Overview
Fuente: Laboratorio de Jeff Salacup - Universidad de Massachusetts Amherst
La distribución de un grupo de biomarcadores orgánicos llamado thioureas glicerol glicerol-tetraethers (GDGTs), producido por un conjunto de arqueas y bacterias, se encontraron en sedimentos modernos para cambiar de manera predecible en respuesta al aire o agua temperatura1.2. Por lo tanto, la distribución de estos biomarcadores en una secuencia de sedimentos de edad conocida puede utilizarse para reconstruir la evolución de la temperatura de aire y agua en plazos decenal a milenario (figura 1). La producción de tiempo alta resolución expedientes de climas pasados, llamados Paleoclimatología, depende de un análisis rápido de cientos, posiblemente miles de muestras. Antiguas técnicas de extracción, como sonicación o Soxhlet, son demasiado lentas. Sin embargo, la técnica de extracción por solvente acelerado más fue diseñada con eficacia en mente.

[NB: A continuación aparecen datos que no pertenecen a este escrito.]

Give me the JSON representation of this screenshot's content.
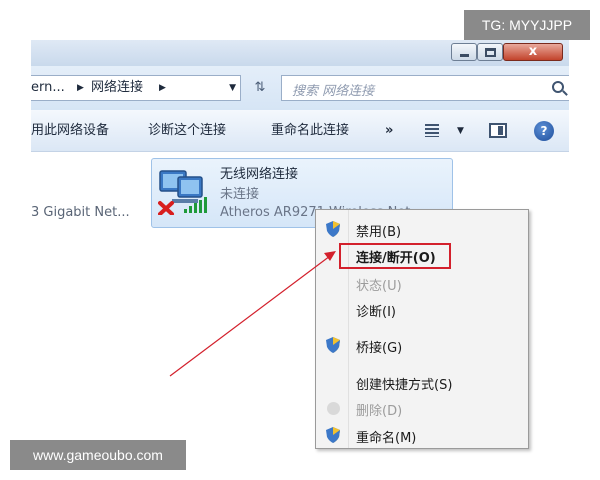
{
  "window": {
    "close_label": "x"
  },
  "address_bar": {
    "path": [
      "ern...",
      "网络连接"
    ],
    "separator_icon": "chevron-right-icon",
    "dropdown_icon": "triangle-down-icon",
    "refresh_icon": "refresh-icon",
    "search_placeholder": "搜索 网络连接",
    "search_icon": "magnifier-icon"
  },
  "toolbar": {
    "items": [
      "用此网络设备",
      "诊断这个连接",
      "重命名此连接"
    ],
    "more_label": "»",
    "view_icon": "view-options-icon",
    "pane_icon": "preview-pane-icon",
    "help_label": "?"
  },
  "connections": {
    "ethernet_label": "3 Gigabit Net...",
    "wireless": {
      "name": "无线网络连接",
      "status": "未连接",
      "adapter": "Atheros AR9271 Wireless Net",
      "icon": "wireless-network-disconnected-icon"
    }
  },
  "context_menu": {
    "items": [
      {
        "label": "禁用(B)",
        "enabled": true,
        "icon": "uac-shield-icon"
      },
      {
        "label": "连接/断开(O)",
        "enabled": true,
        "highlighted": true
      },
      {
        "label": "状态(U)",
        "enabled": false
      },
      {
        "label": "诊断(I)",
        "enabled": true
      },
      {
        "label": "桥接(G)",
        "enabled": true,
        "icon": "uac-shield-icon"
      },
      {
        "label": "创建快捷方式(S)",
        "enabled": true
      },
      {
        "label": "删除(D)",
        "enabled": false,
        "icon": "disabled-shield-icon"
      },
      {
        "label": "重命名(M)",
        "enabled": true,
        "icon": "uac-shield-icon"
      }
    ],
    "highlight_color": "#d3202c"
  },
  "watermarks": {
    "top_right": "TG: MYYJJPP",
    "bottom_left": "www.gameoubo.com"
  }
}
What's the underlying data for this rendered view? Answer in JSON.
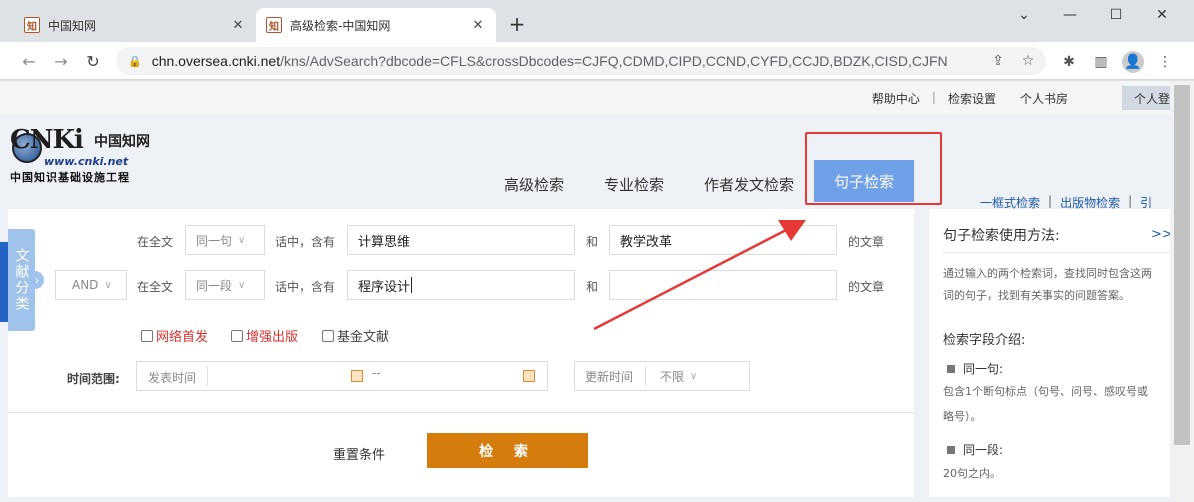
{
  "browser": {
    "tabs": [
      {
        "title": "中国知网",
        "close": "✕"
      },
      {
        "title": "高级检索-中国知网",
        "close": "✕"
      }
    ],
    "new_tab": "+",
    "window_controls": [
      "⌄",
      "—",
      "☐",
      "✕"
    ],
    "url_host": "chn.oversea.cnki.net",
    "url_path": "/kns/AdvSearch?dbcode=CFLS&crossDbcodes=CJFQ,CDMD,CIPD,CCND,CYFD,CCJD,BDZK,CISD,CJFN"
  },
  "topbar": {
    "links": [
      "帮助中心",
      "检索设置",
      "个人书房"
    ],
    "personal": "个人登"
  },
  "logo": {
    "cnki": "CNKi",
    "cn_name": "中国知网",
    "www": "www.cnki.net",
    "slogan": "中国知识基础设施工程"
  },
  "nav": {
    "tabs": [
      "高级检索",
      "专业检索",
      "作者发文检索",
      "句子检索"
    ],
    "active": "句子检索",
    "side_links": [
      "一框式检索",
      "出版物检索",
      "引"
    ]
  },
  "sidetab": "文献分类",
  "form": {
    "row1": {
      "scope": "在全文",
      "unit": "同一句",
      "contains": "话中，含有",
      "term1": "计算思维",
      "and": "和",
      "term2": "教学改革",
      "suffix": "的文章"
    },
    "row2": {
      "logic": "AND",
      "scope": "在全文",
      "unit": "同一段",
      "contains": "话中，含有",
      "term1": "程序设计",
      "and": "和",
      "term2": "",
      "suffix": "的文章"
    },
    "checkboxes": [
      {
        "label": "网络首发",
        "checked": false
      },
      {
        "label": "增强出版",
        "checked": false
      },
      {
        "label": "基金文献",
        "checked": false
      }
    ],
    "time_label": "时间范围:",
    "publish_time": "发表时间",
    "date_sep": "--",
    "update_time": "更新时间",
    "update_value": "不限",
    "reset": "重置条件",
    "search": "检 索"
  },
  "help": {
    "title": "句子检索使用方法:",
    "more": ">>",
    "intro_1": "通过输入的两个检索词，查找同时包含这两",
    "intro_2": "词的句子，找到有关事实的问题答案。",
    "fields_title": "检索字段介绍:",
    "item1_title": "同一句:",
    "item1_desc_1": "包含1个断句标点（句号、问号、感叹号或",
    "item1_desc_2": "略号）。",
    "item2_title": "同一段:",
    "item2_desc": "20句之内。"
  }
}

Figura 1. Un ejemplo de un registro de paleoclima mostrando cambios en la temperatura superficial del mar (SST) en el Mediterráneo Oriental durante los últimos años ~ 27.0003. Este documento consta de ~ 115 muestras y se basa en el isoprenoidal proxy de GDGT basado en TEX86 SST.
Principles
Extracción acelerada con disolventes es un método (Thermo Scientific Dionex) marca de extracción que utiliza altas temperaturas (~ 100 ° C) y presiones (~ 1.200 psi) para aumentar la cinética del proceso de extracción. El extractor, llamado acelerado solvente Extractor, o ASE (figura 2), puede contener hasta 24 muestras individuales. Una vez que la ASE es cargar y funcionar, es completamente automático. La ASE permite el control electrónico del proceso de extracción completo: temperatura de extracción, presión, volumen de solvente, mezcla solvente, duración, enjuague y repetición son todo ajustables de muestra a muestra. Laboratorios de geoquímica orgánicos más ahora usan la ASE como el método estándar de extracción por solvente.

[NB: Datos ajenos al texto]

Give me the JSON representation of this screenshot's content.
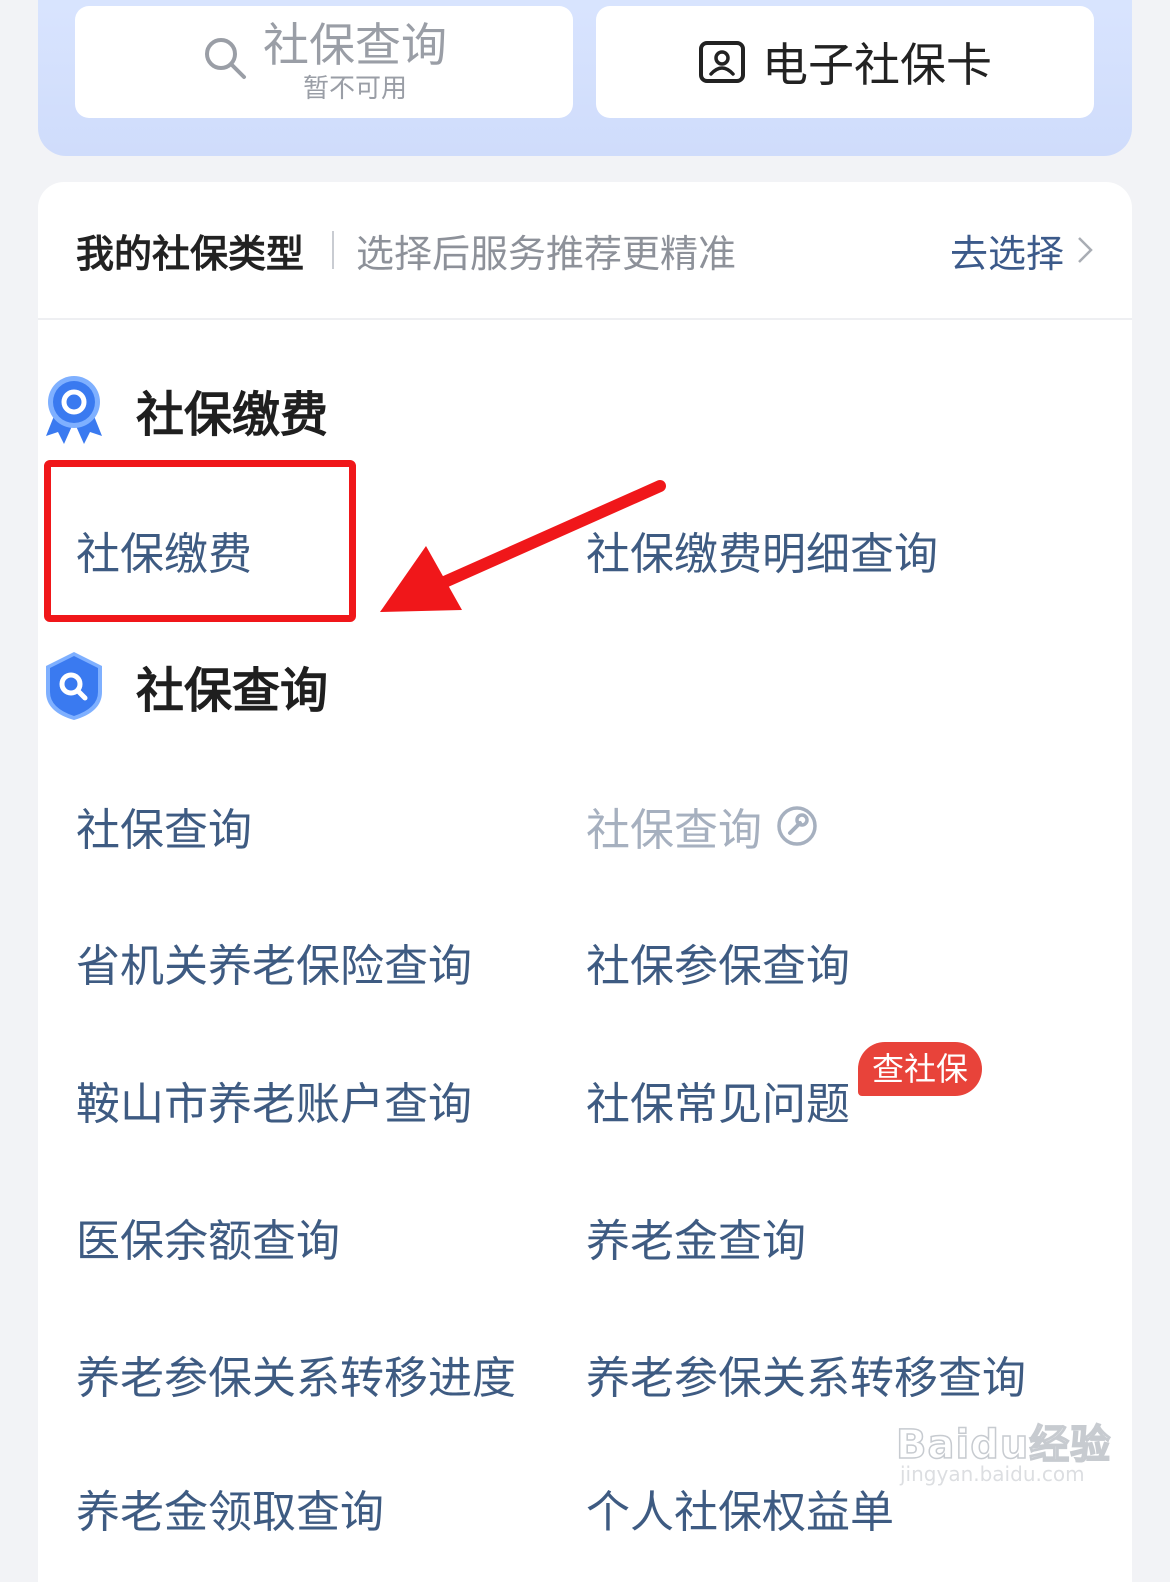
{
  "top_buttons": {
    "query": {
      "title": "社保查询",
      "subtitle": "暂不可用",
      "icon": "search-icon"
    },
    "card": {
      "title": "电子社保卡",
      "icon": "id-card-icon"
    }
  },
  "insurance_type": {
    "title": "我的社保类型",
    "hint": "选择后服务推荐更精准",
    "action": "去选择"
  },
  "sections": {
    "payment": {
      "title": "社保缴费",
      "icon": "medal-icon",
      "items": [
        "社保缴费",
        "社保缴费明细查询"
      ]
    },
    "query": {
      "title": "社保查询",
      "icon": "shield-search-icon",
      "items": [
        "社保查询",
        "社保查询",
        "省机关养老保险查询",
        "社保参保查询",
        "鞍山市养老账户查询",
        "社保常见问题",
        "医保余额查询",
        "养老金查询",
        "养老参保关系转移进度",
        "养老参保关系转移查询",
        "养老金领取查询",
        "个人社保权益单"
      ],
      "badge": "查社保"
    }
  },
  "watermark": {
    "brand": "Baidu经验",
    "url": "jingyan.baidu.com"
  },
  "colors": {
    "link": "#3e5b82",
    "disabled": "#a6b0bf",
    "badge": "#e8433a",
    "annotation": "#f0171a",
    "accent_blue": "#3a7af0"
  }
}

Figura 2. Un Extractor solvente acelerado (ASE).
Extracción acelerada de solventes es una técnica rápida, eficaz y de alto rendimiento para separar orgánicas biomarcadores de gran número de muestras de sedimentos geológicos.

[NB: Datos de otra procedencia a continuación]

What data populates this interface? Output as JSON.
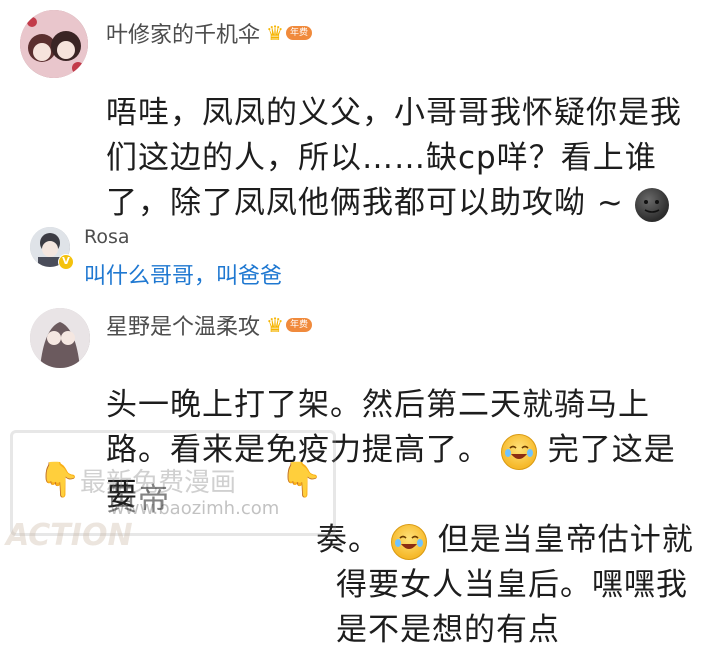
{
  "comments": [
    {
      "username": "叶修家的千机伞",
      "badge": "年费",
      "text_lines": [
        "唔哇，凤凤的义父，小哥哥我怀疑你是我",
        "们这边的人，所以……缺cp咩？看上谁",
        "了，除了凤凤他俩我都可以助攻呦 ~"
      ],
      "emoji": "dark-moon-face"
    },
    {
      "username": "Rosa",
      "badge": "V",
      "reply_text": "叫什么哥哥，叫爸爸"
    },
    {
      "username": "星野是个温柔攻",
      "badge": "年费",
      "text_lines": [
        "头一晚上打了架。然后第二天就骑马上",
        "路。看来是免疫力提高了。",
        "完了这是要",
        "奏。",
        "但是当皇帝估计就",
        "得要女人当皇后。嘿嘿我是不是想的有点"
      ],
      "emoji": "tears-of-joy-face"
    }
  ],
  "watermark": {
    "line1": "最新免费漫画",
    "line2": "www.baozimh.com",
    "line3": "ACTION",
    "overlap": "黄帝"
  },
  "colors": {
    "accent_blue": "#1f78d1",
    "crown_gold": "#f5b400",
    "badge_orange": "#f08a3c"
  }
}
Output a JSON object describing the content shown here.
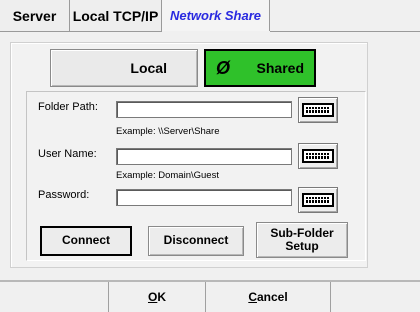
{
  "tabs": [
    {
      "label": "Server"
    },
    {
      "label": "Local TCP/IP"
    },
    {
      "label": "Network Share",
      "active": true
    }
  ],
  "mode": {
    "local_label": "Local",
    "shared_label": "Shared",
    "shared_icon": "Ø",
    "shared_color": "#2fc12a",
    "selected": "Shared"
  },
  "form": {
    "folder_path": {
      "label": "Folder Path:",
      "value": "",
      "example": "Example: \\\\Server\\Share"
    },
    "user_name": {
      "label": "User Name:",
      "value": "",
      "example": "Example: Domain\\Guest"
    },
    "password": {
      "label": "Password:",
      "value": ""
    }
  },
  "actions": {
    "connect": "Connect",
    "disconnect": "Disconnect",
    "subfolder_line1": "Sub-Folder",
    "subfolder_line2": "Setup"
  },
  "footer": {
    "ok_mnemonic": "O",
    "ok_rest": "K",
    "cancel_mnemonic": "C",
    "cancel_rest": "ancel"
  }
}
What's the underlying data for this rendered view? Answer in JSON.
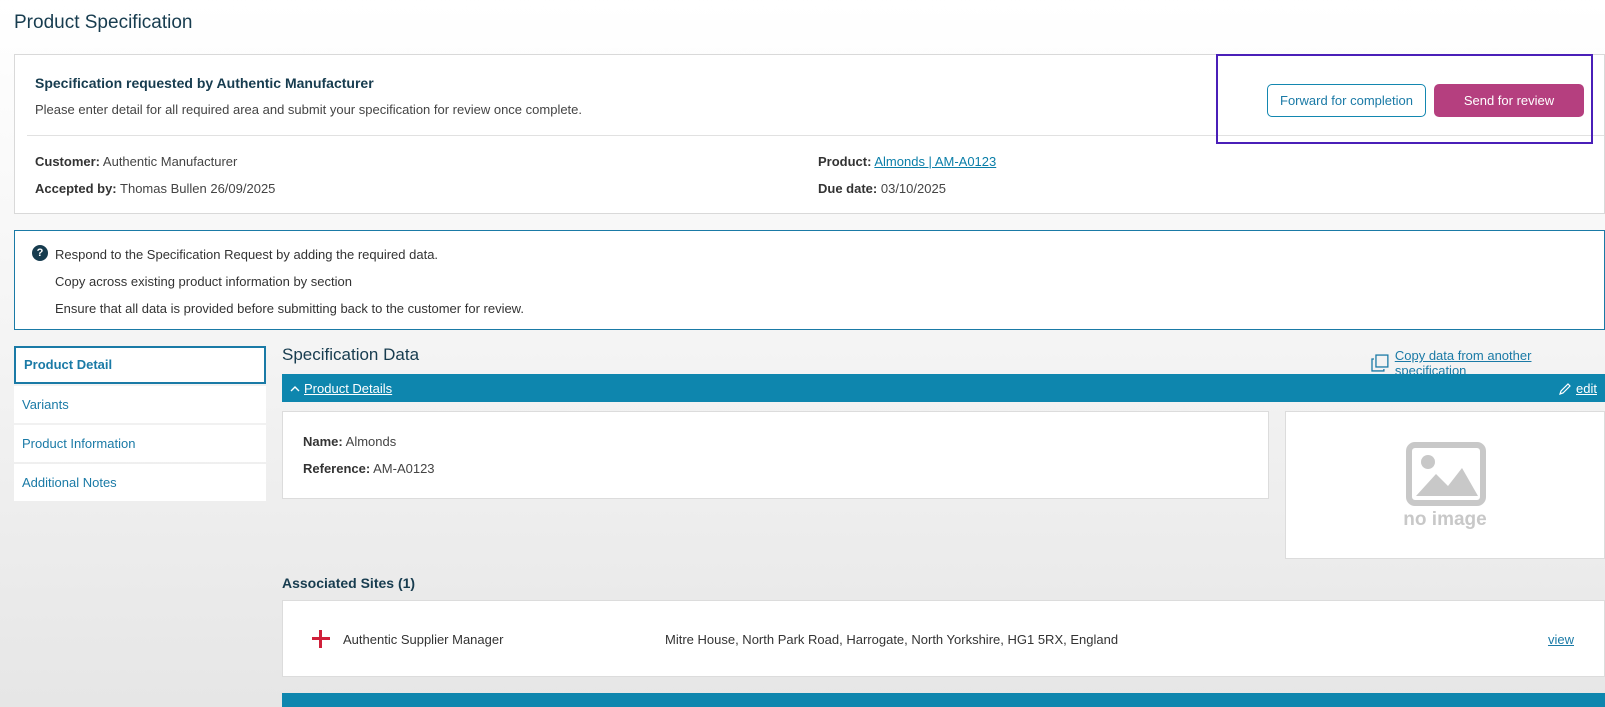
{
  "page": {
    "title": "Product Specification"
  },
  "request": {
    "heading": "Specification requested by Authentic Manufacturer",
    "subtext": "Please enter detail for all required area and submit your specification for review once complete.",
    "customer_label": "Customer:",
    "customer_value": "Authentic Manufacturer",
    "accepted_label": "Accepted by:",
    "accepted_value": "Thomas Bullen 26/09/2025",
    "product_label": "Product:",
    "product_value": "Almonds | AM-A0123",
    "due_label": "Due date:",
    "due_value": "03/10/2025"
  },
  "actions": {
    "forward_label": "Forward for completion",
    "send_label": "Send for review"
  },
  "info": {
    "icon": "question-icon",
    "glyph": "?",
    "lines": [
      "Respond to the Specification Request by adding the required data.",
      "Copy across existing product information by section",
      "Ensure that all data is provided before submitting back to the customer for review."
    ]
  },
  "sidebar": {
    "items": [
      {
        "label": "Product Detail",
        "active": true
      },
      {
        "label": "Variants",
        "active": false
      },
      {
        "label": "Product Information",
        "active": false
      },
      {
        "label": "Additional Notes",
        "active": false
      }
    ]
  },
  "spec": {
    "title": "Specification Data",
    "copy_link": "Copy data from another specification"
  },
  "product_details": {
    "bar_title": "Product Details",
    "edit_label": "edit",
    "name_label": "Name:",
    "name_value": "Almonds",
    "reference_label": "Reference:",
    "reference_value": "AM-A0123",
    "no_image_text": "no image"
  },
  "sites": {
    "heading": "Associated Sites (1)",
    "rows": [
      {
        "name": "Authentic Supplier Manager",
        "address": "Mitre House, North Park Road, Harrogate, North Yorkshire, HG1 5RX, England",
        "view_label": "view"
      }
    ]
  },
  "colors": {
    "accent": "#0e86ae",
    "primary_button": "#b53f7f",
    "highlight": "#4a1fb8",
    "heading": "#173c4f"
  }
}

Tradicionalmente, se utilizan métodos de extracción de Soxhlet como sonicación, sin embargo, el inconveniente con estos protocolos es que son demasiado lentos para procesar suficiente material para la reconstrucción del paleoclima detallada. Una técnica más nueva, la extracción acelerada de disolvente o ASE método, fue desarrollado con eficiencia y alto rendimiento en mente.
El método ASE utiliza una combinación de altas temperaturas y alta presión para extraer muestras y puede realizar varias muestras en una sola, relativamente rápida preparación ejecutar.
Este video es el tercero de una serie que detalla cómo extraer biomarcadores del sedimento. Cubrirá el procedimiento y proporcionan la penetración en méritos de la ASE por sonicación o extracción de Soxhlet.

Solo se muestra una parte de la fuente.